La philosophie est aujourd’hui en danger. Discipline exigeante, mère des sciences occidentales, elle fut introduite dans notre système éducatif en 1808 par Napoléon Bonaparte pour former des citoyens éclairés capables de réfléchir de manière autonome sur les questions morales, politiques et sociales, ou encore de participer activement aux débats d’idées de notre pays. Matière fondamentale intégrée dans le cursus du secondaire (une « exception française »), permettant d’éduquer au raisonnement et d’évaluer les capacités de réflexion des élèves, elle est aujourd’hui marginalisée, dénaturée et reléguée au second rang par la réforme du bac entrée en vigueur depuis 2021 mais dont on commence seulement à percevoir les effets néfastes.

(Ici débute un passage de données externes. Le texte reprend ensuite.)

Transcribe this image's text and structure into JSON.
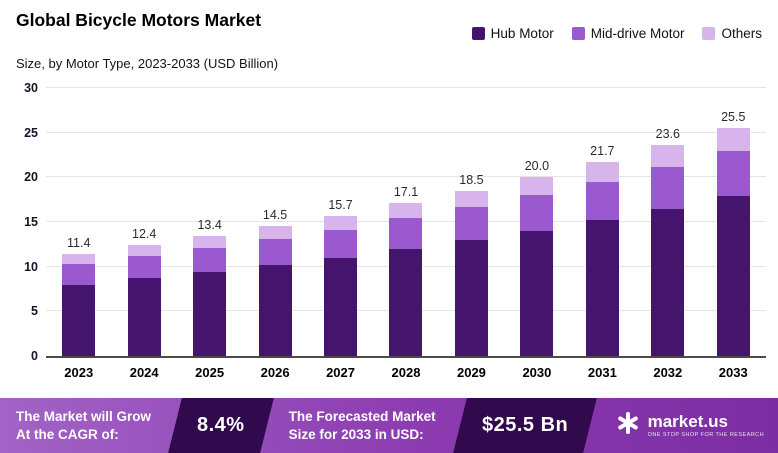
{
  "header": {
    "title": "Global Bicycle Motors Market",
    "subtitle": "Size, by Motor Type, 2023-2033 (USD Billion)"
  },
  "chart_data": {
    "type": "bar",
    "stacked": true,
    "title": "Global Bicycle Motors Market",
    "subtitle": "Size, by Motor Type, 2023-2033 (USD Billion)",
    "categories": [
      "2023",
      "2024",
      "2025",
      "2026",
      "2027",
      "2028",
      "2029",
      "2030",
      "2031",
      "2032",
      "2033"
    ],
    "series": [
      {
        "name": "Hub Motor",
        "color": "#45156E",
        "values": [
          8.0,
          8.7,
          9.4,
          10.2,
          11.0,
          12.0,
          13.0,
          14.0,
          15.2,
          16.5,
          17.9
        ]
      },
      {
        "name": "Mid-drive Motor",
        "color": "#9B59D0",
        "values": [
          2.3,
          2.5,
          2.7,
          2.9,
          3.1,
          3.4,
          3.7,
          4.0,
          4.3,
          4.7,
          5.1
        ]
      },
      {
        "name": "Others",
        "color": "#D7B4EC",
        "values": [
          1.1,
          1.2,
          1.3,
          1.4,
          1.6,
          1.7,
          1.8,
          2.0,
          2.2,
          2.4,
          2.5
        ]
      }
    ],
    "totals": [
      11.4,
      12.4,
      13.4,
      14.5,
      15.7,
      17.1,
      18.5,
      20.0,
      21.7,
      23.6,
      25.5
    ],
    "ylim": [
      0,
      30
    ],
    "yticks": [
      0,
      5,
      10,
      15,
      20,
      25,
      30
    ],
    "grid": true,
    "legend_position": "top-right",
    "ylabel": "USD Billion",
    "xlabel": ""
  },
  "footer": {
    "cagr_label_line1": "The Market will Grow",
    "cagr_label_line2": "At the CAGR of:",
    "cagr_value": "8.4%",
    "forecast_label_line1": "The Forecasted Market",
    "forecast_label_line2": "Size for 2033 in USD:",
    "forecast_value": "$25.5 Bn",
    "brand": "market.us",
    "brand_tagline": "ONE STOP SHOP FOR THE RESEARCH",
    "chip_color": "#300A4D",
    "background_colors": [
      "#A263C6",
      "#7C2DA2"
    ]
  }
}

Cette réforme, mise en place par l’ancien ministre de l’Éducation nationale, Jean-Michel Blanquer et maintenue par Pap Ndiaye, est actuellement remise en question de toutes parts, y compris par le ministre lui-même qui semble découvrir benoîtement ses dysfonctionnements alors que les professeurs n’ont cessé de déplorer ses conséquences tout au long de l’année. En tant qu’enseignantes de philosophie, attachées à l’exercice de l’esprit critique et au « loisir » de la pensée, nous y décelons plusieurs aberrations qui doivent absolument être corrigées.
Le baccalauréat est joué avant son obtention
Il ne s’agira pas ici de s’appesantir sur les éléments de la réforme dont l’absurdité est désormais évidente pour tous : la suppression des filières (anciennement L, ES, S) et la mise en place de spécialités qui brise l’unité des classes en opérant une insidieuse sélection à caractère social (comme en témoigne l’abandon des maths par les classes sociales défavorisées) ; le placement absurde des épreuves de spécialités au mois de mars, ce qui oblige les professeurs à faire ingurgiter leur programme en six mois tout en démobilisant les élèves au troisième trimestre, les résultats des examens étant connus à 85% au mois d’avril ; le « grand Oral » qui n’a de grand que le nom et qui signe le triomphe de la rhétorique sur la pensée[1] ; la destruction, enfin, du baccalauréat puisque tout est joué avant son obtention : celui-ci s’efface en tant que rite initiatique et implose littéralement en une myriade d’épreuves disséminées tout au long de l’année, rythmé par le contrôle continu qui lui ôte toute impartialité, tout en exacerbant la pression exercée sur les enseignants.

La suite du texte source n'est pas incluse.